Tempo degli arresti domiciliari? Due mesi e mezzo scarsi. Il che significa che in Italia la carcerazione dovrebbe terminare prima della fine di maggio.
Non per quanto riguarda solo la ripresa del lavoro, ma per la libertà generale. Invece si evita accuratamente di discuterne, di pensare al dopo. Il governo, ma quanto è generoso, è disposto a far tornare a lavorare una parte degli italiani. Ma a patto che si limitino ad uscire dagli arresti domiciliari per andare in fabbrica e, al termine del turno, rientrino in gabbia. Nessuna birra con gli amici, nessuna distrazione. Martedì sera un canale Mediaset ha riproposto il film “La classe operaia va in paradiso”, con Gian Maria Volontè. Ecco, deve essere quello il sogno non più nascosto di Confindustria e dei suoi reggicoda in politica: tornare alla più totale alienazione dei sudditi, senza possibilità di distrazione, senza un pensiero diverso dalla mera sopravvivenza.

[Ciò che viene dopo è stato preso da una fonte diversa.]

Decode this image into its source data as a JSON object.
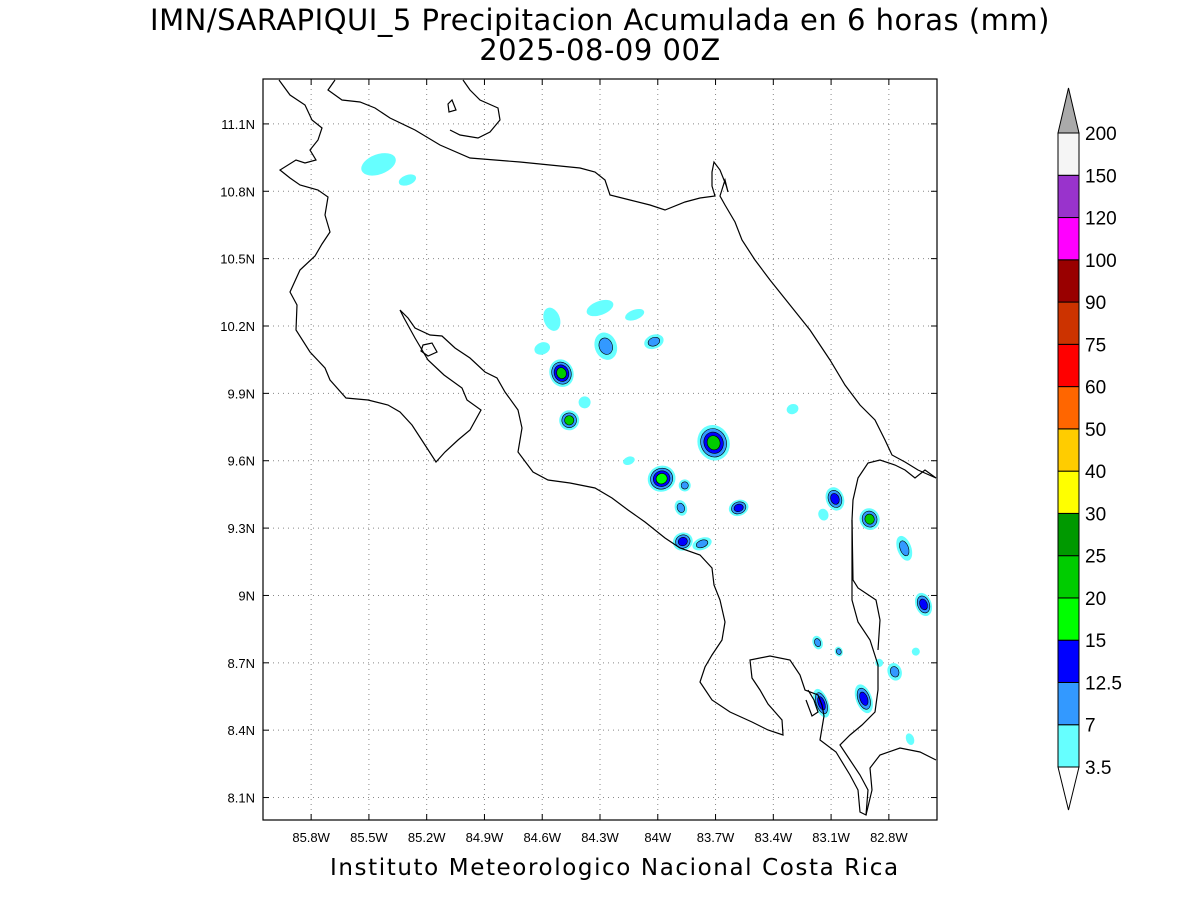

Peccato che lorsignori abbiano diversificato le loro attività imprenditoriali. Meno fabbriche e più servizi. Ed il modello dell’operaio-massa non funzioni più perché non è in grado di far girare una macchina economica molto più complessa. Se saltano i servizi, saltano anche le fabbriche perché i loro prodotti non hanno più un mercato di sbocco. Perché gli addetti ai servizi sono più numerosi dei lavoratori dell’industria.
Poi, certo, ci si mettono anche i commercianti a rovinare il precario equilibrio di queste settimane. Il deputato sardo Salvatore Deidda ha coraggiosamente denunciato i rincari assurdi ed inaccettabili di alcuni prodotti, anche essenziali, in numerosi negozi dell’Isola. Aumenti del 30%, del 50 ed anche del 100%. Mentre in alcuni Comuni le forze dell’ordine non solo non intervengono contro questi comportamenti, ma li favoriscono multando i negozianti dei Comuni limitrofi che portano la spesa (a prezzi più bassi) a domicilio di chi vive nei territori vicini.
È l’Italia della solidarietà, delle canzoni sui balconi, dell’ipocrisia nelle pubblicità. Pronta a speculare su tutto sperando che il “liberi tutti” arrivi il più tardi possibile.